I am sorry that your day was not how it should have been...
My mother hasn't mentioned Alice since just after she died. She didn't mention her on Mothers Day and my father has never spoken about her to me. Not once. Has Alice's death damaged my relationship with my parents - yes. And I won't ever forgive my father. I am too angry and hurt to ever say anything to him.
Sending my love,
xxx
sarah...i don't know the complexities of your relationship with your mom. but, having buried my own mom, i can tell you that if you can muster the strength to sit her down and tell her all this (muzzle her if you have to), it will be worth it for your own peace of mind alone---regardless of whether she "gets it" or not. she should hear these things. you deserve to say them.
berta
Next year it will be easier to remember you on Mother's Day. Next year, you will be a mommy for your second child.

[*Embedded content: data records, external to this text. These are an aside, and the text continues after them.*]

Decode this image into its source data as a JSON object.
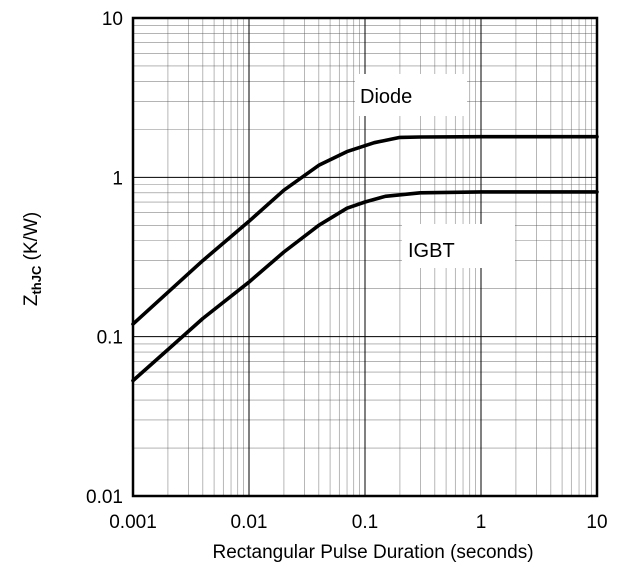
{
  "chart_data": {
    "type": "line",
    "title": "",
    "xlabel": "Rectangular Pulse Duration (seconds)",
    "ylabel_main": "Z",
    "ylabel_sub": "thJC",
    "ylabel_unit": " (K/W)",
    "x_scale": "log",
    "y_scale": "log",
    "xlim": [
      0.001,
      10
    ],
    "ylim": [
      0.01,
      10
    ],
    "x_ticks": [
      {
        "value": 0.001,
        "label": "0.001"
      },
      {
        "value": 0.01,
        "label": "0.01"
      },
      {
        "value": 0.1,
        "label": "0.1"
      },
      {
        "value": 1,
        "label": "1"
      },
      {
        "value": 10,
        "label": "10"
      }
    ],
    "y_ticks": [
      {
        "value": 10,
        "label": "10"
      },
      {
        "value": 1,
        "label": "1"
      },
      {
        "value": 0.1,
        "label": "0.1"
      },
      {
        "value": 0.01,
        "label": "0.01"
      }
    ],
    "grid": true,
    "series": [
      {
        "name": "Diode",
        "x": [
          0.001,
          0.002,
          0.004,
          0.01,
          0.02,
          0.04,
          0.07,
          0.12,
          0.2,
          0.3,
          1,
          3,
          10
        ],
        "y": [
          0.12,
          0.19,
          0.3,
          0.53,
          0.83,
          1.19,
          1.45,
          1.65,
          1.78,
          1.79,
          1.8,
          1.8,
          1.8
        ]
      },
      {
        "name": "IGBT",
        "x": [
          0.001,
          0.002,
          0.004,
          0.01,
          0.02,
          0.04,
          0.07,
          0.1,
          0.15,
          0.3,
          1,
          3,
          10
        ],
        "y": [
          0.053,
          0.083,
          0.13,
          0.22,
          0.34,
          0.5,
          0.64,
          0.7,
          0.76,
          0.8,
          0.81,
          0.81,
          0.81
        ]
      }
    ],
    "annotations": [
      {
        "text": "Diode",
        "series": "Diode"
      },
      {
        "text": "IGBT",
        "series": "IGBT"
      }
    ]
  }
}
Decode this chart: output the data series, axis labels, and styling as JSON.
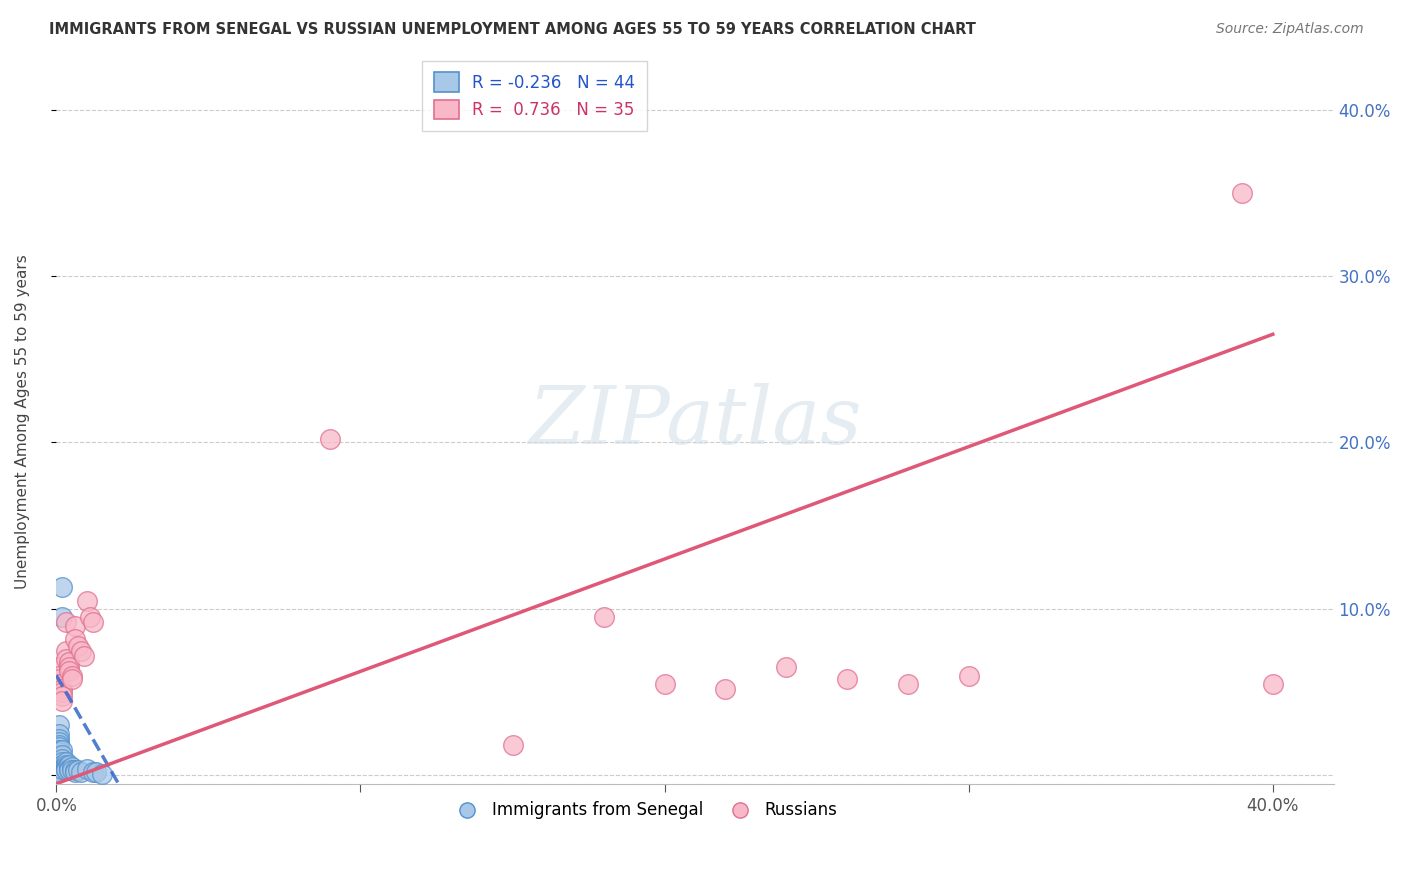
{
  "title": "IMMIGRANTS FROM SENEGAL VS RUSSIAN UNEMPLOYMENT AMONG AGES 55 TO 59 YEARS CORRELATION CHART",
  "source": "Source: ZipAtlas.com",
  "ylabel": "Unemployment Among Ages 55 to 59 years",
  "xlim": [
    0.0,
    0.42
  ],
  "ylim": [
    -0.005,
    0.43
  ],
  "yticks": [
    0.0,
    0.1,
    0.2,
    0.3,
    0.4
  ],
  "right_ytick_labels": [
    "",
    "10.0%",
    "20.0%",
    "30.0%",
    "40.0%"
  ],
  "legend_label1": "Immigrants from Senegal",
  "legend_label2": "Russians",
  "watermark": "ZIPatlas",
  "blue_color": "#a8c8e8",
  "blue_edge_color": "#5590cc",
  "pink_color": "#f8b8c8",
  "pink_edge_color": "#e07090",
  "blue_line_color": "#3366cc",
  "pink_line_color": "#e05878",
  "blue_scatter": [
    [
      0.001,
      0.03
    ],
    [
      0.001,
      0.025
    ],
    [
      0.001,
      0.022
    ],
    [
      0.001,
      0.02
    ],
    [
      0.001,
      0.018
    ],
    [
      0.001,
      0.017
    ],
    [
      0.001,
      0.015
    ],
    [
      0.001,
      0.014
    ],
    [
      0.001,
      0.012
    ],
    [
      0.001,
      0.01
    ],
    [
      0.001,
      0.009
    ],
    [
      0.001,
      0.008
    ],
    [
      0.001,
      0.007
    ],
    [
      0.001,
      0.006
    ],
    [
      0.001,
      0.005
    ],
    [
      0.001,
      0.004
    ],
    [
      0.001,
      0.003
    ],
    [
      0.001,
      0.002
    ],
    [
      0.002,
      0.113
    ],
    [
      0.002,
      0.095
    ],
    [
      0.002,
      0.015
    ],
    [
      0.002,
      0.012
    ],
    [
      0.002,
      0.01
    ],
    [
      0.002,
      0.008
    ],
    [
      0.002,
      0.006
    ],
    [
      0.002,
      0.004
    ],
    [
      0.003,
      0.008
    ],
    [
      0.003,
      0.006
    ],
    [
      0.003,
      0.005
    ],
    [
      0.003,
      0.004
    ],
    [
      0.003,
      0.003
    ],
    [
      0.004,
      0.006
    ],
    [
      0.004,
      0.004
    ],
    [
      0.004,
      0.003
    ],
    [
      0.005,
      0.005
    ],
    [
      0.005,
      0.003
    ],
    [
      0.006,
      0.003
    ],
    [
      0.006,
      0.002
    ],
    [
      0.007,
      0.003
    ],
    [
      0.008,
      0.002
    ],
    [
      0.01,
      0.004
    ],
    [
      0.012,
      0.002
    ],
    [
      0.013,
      0.002
    ],
    [
      0.015,
      0.001
    ]
  ],
  "pink_scatter": [
    [
      0.001,
      0.065
    ],
    [
      0.001,
      0.06
    ],
    [
      0.001,
      0.058
    ],
    [
      0.001,
      0.055
    ],
    [
      0.002,
      0.052
    ],
    [
      0.002,
      0.05
    ],
    [
      0.002,
      0.048
    ],
    [
      0.002,
      0.045
    ],
    [
      0.003,
      0.092
    ],
    [
      0.003,
      0.075
    ],
    [
      0.003,
      0.07
    ],
    [
      0.004,
      0.068
    ],
    [
      0.004,
      0.065
    ],
    [
      0.004,
      0.063
    ],
    [
      0.005,
      0.06
    ],
    [
      0.005,
      0.058
    ],
    [
      0.006,
      0.09
    ],
    [
      0.006,
      0.082
    ],
    [
      0.007,
      0.078
    ],
    [
      0.008,
      0.075
    ],
    [
      0.009,
      0.072
    ],
    [
      0.01,
      0.105
    ],
    [
      0.011,
      0.095
    ],
    [
      0.012,
      0.092
    ],
    [
      0.09,
      0.202
    ],
    [
      0.15,
      0.018
    ],
    [
      0.18,
      0.095
    ],
    [
      0.2,
      0.055
    ],
    [
      0.22,
      0.052
    ],
    [
      0.24,
      0.065
    ],
    [
      0.26,
      0.058
    ],
    [
      0.28,
      0.055
    ],
    [
      0.3,
      0.06
    ],
    [
      0.39,
      0.35
    ],
    [
      0.4,
      0.055
    ]
  ],
  "blue_line_x": [
    0.0,
    0.022
  ],
  "blue_line_y": [
    0.06,
    -0.01
  ],
  "pink_line_x": [
    0.0,
    0.4
  ],
  "pink_line_y": [
    -0.005,
    0.265
  ]
}
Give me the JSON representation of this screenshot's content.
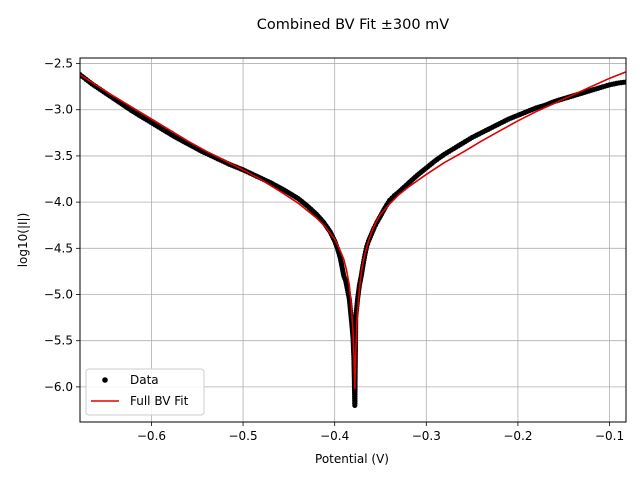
{
  "chart_data": {
    "type": "line",
    "title": "Combined BV Fit ±300 mV",
    "xlabel": "Potential (V)",
    "ylabel": "log10(|I|)",
    "xlim": [
      -0.678,
      -0.082
    ],
    "ylim": [
      -6.38,
      -2.44
    ],
    "xticks": [
      -0.6,
      -0.5,
      -0.4,
      -0.3,
      -0.2,
      -0.1
    ],
    "xtick_labels": [
      "−0.6",
      "−0.5",
      "−0.4",
      "−0.3",
      "−0.2",
      "−0.1"
    ],
    "yticks": [
      -2.5,
      -3.0,
      -3.5,
      -4.0,
      -4.5,
      -5.0,
      -5.5,
      -6.0
    ],
    "ytick_labels": [
      "−2.5",
      "−3.0",
      "−3.5",
      "−4.0",
      "−4.5",
      "−5.0",
      "−5.5",
      "−6.0"
    ],
    "grid": true,
    "legend_position": "lower-left",
    "series": [
      {
        "name": "Data",
        "style": "markers",
        "color": "#000000",
        "x": [
          -0.678,
          -0.665,
          -0.65,
          -0.635,
          -0.62,
          -0.605,
          -0.59,
          -0.575,
          -0.56,
          -0.545,
          -0.53,
          -0.515,
          -0.5,
          -0.485,
          -0.47,
          -0.455,
          -0.44,
          -0.43,
          -0.42,
          -0.412,
          -0.405,
          -0.4,
          -0.397,
          -0.394,
          -0.392,
          -0.39,
          -0.388,
          -0.386,
          -0.384,
          -0.383,
          -0.381,
          -0.38,
          -0.379,
          -0.378,
          -0.377,
          -0.375,
          -0.373,
          -0.371,
          -0.369,
          -0.367,
          -0.365,
          -0.363,
          -0.36,
          -0.357,
          -0.354,
          -0.35,
          -0.345,
          -0.34,
          -0.335,
          -0.33,
          -0.32,
          -0.31,
          -0.3,
          -0.29,
          -0.28,
          -0.27,
          -0.26,
          -0.25,
          -0.24,
          -0.23,
          -0.22,
          -0.21,
          -0.2,
          -0.19,
          -0.18,
          -0.17,
          -0.16,
          -0.15,
          -0.14,
          -0.13,
          -0.12,
          -0.11,
          -0.1,
          -0.09,
          -0.082
        ],
        "y": [
          -2.62,
          -2.72,
          -2.82,
          -2.92,
          -3.02,
          -3.11,
          -3.2,
          -3.29,
          -3.37,
          -3.45,
          -3.52,
          -3.59,
          -3.65,
          -3.72,
          -3.79,
          -3.87,
          -3.96,
          -4.04,
          -4.13,
          -4.22,
          -4.32,
          -4.42,
          -4.5,
          -4.6,
          -4.7,
          -4.8,
          -4.85,
          -4.95,
          -5.05,
          -5.15,
          -5.35,
          -5.47,
          -5.7,
          -6.2,
          -5.25,
          -5.05,
          -4.9,
          -4.8,
          -4.68,
          -4.57,
          -4.48,
          -4.42,
          -4.35,
          -4.28,
          -4.22,
          -4.15,
          -4.06,
          -3.98,
          -3.93,
          -3.89,
          -3.8,
          -3.71,
          -3.63,
          -3.55,
          -3.48,
          -3.42,
          -3.36,
          -3.3,
          -3.25,
          -3.2,
          -3.15,
          -3.1,
          -3.06,
          -3.02,
          -2.98,
          -2.95,
          -2.91,
          -2.88,
          -2.85,
          -2.82,
          -2.79,
          -2.76,
          -2.73,
          -2.71,
          -2.7
        ]
      },
      {
        "name": "Full BV Fit",
        "style": "line",
        "color": "#e00000",
        "x": [
          -0.678,
          -0.65,
          -0.62,
          -0.6,
          -0.58,
          -0.56,
          -0.54,
          -0.52,
          -0.5,
          -0.48,
          -0.46,
          -0.44,
          -0.42,
          -0.41,
          -0.4,
          -0.395,
          -0.39,
          -0.387,
          -0.384,
          -0.382,
          -0.38,
          -0.379,
          -0.378,
          -0.377,
          -0.376,
          -0.374,
          -0.372,
          -0.37,
          -0.367,
          -0.364,
          -0.36,
          -0.355,
          -0.35,
          -0.34,
          -0.33,
          -0.32,
          -0.3,
          -0.28,
          -0.26,
          -0.24,
          -0.22,
          -0.2,
          -0.18,
          -0.16,
          -0.14,
          -0.12,
          -0.1,
          -0.082
        ],
        "y": [
          -2.62,
          -2.8,
          -2.98,
          -3.1,
          -3.22,
          -3.34,
          -3.45,
          -3.55,
          -3.65,
          -3.76,
          -3.88,
          -4.01,
          -4.17,
          -4.27,
          -4.4,
          -4.5,
          -4.62,
          -4.74,
          -4.9,
          -5.1,
          -5.4,
          -5.65,
          -6.02,
          -5.65,
          -5.35,
          -5.05,
          -4.85,
          -4.7,
          -4.56,
          -4.45,
          -4.33,
          -4.22,
          -4.13,
          -4.02,
          -3.92,
          -3.84,
          -3.7,
          -3.57,
          -3.46,
          -3.34,
          -3.23,
          -3.12,
          -3.02,
          -2.93,
          -2.84,
          -2.75,
          -2.66,
          -2.59
        ]
      }
    ]
  }
}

Wow anonymous what a thoughtless comment, you seem to have missed the point of my post. I am a mother, and while I don't expect everyone to realize that, I do expect it from my close friends and family.
You write so beautifully about your son. I am so sorry that it's so hard with your mom. Not to totally excuse her behvior but I know that for many women of that era, a "sad episode" is exactly how they thought of their own stillborn babies. They never thought of themselves as mothers to those children, they were told to "move on" and they did. That's what my partner's mother did with her stillborn baby. She will recount it as a sad episode in her life but never thinks of it as we would today, that she lost an actual child. Somewhere along the way, we figured out just how wrong that thinking was. But women of your moms era saw friends treat this horrible horrible event as something less.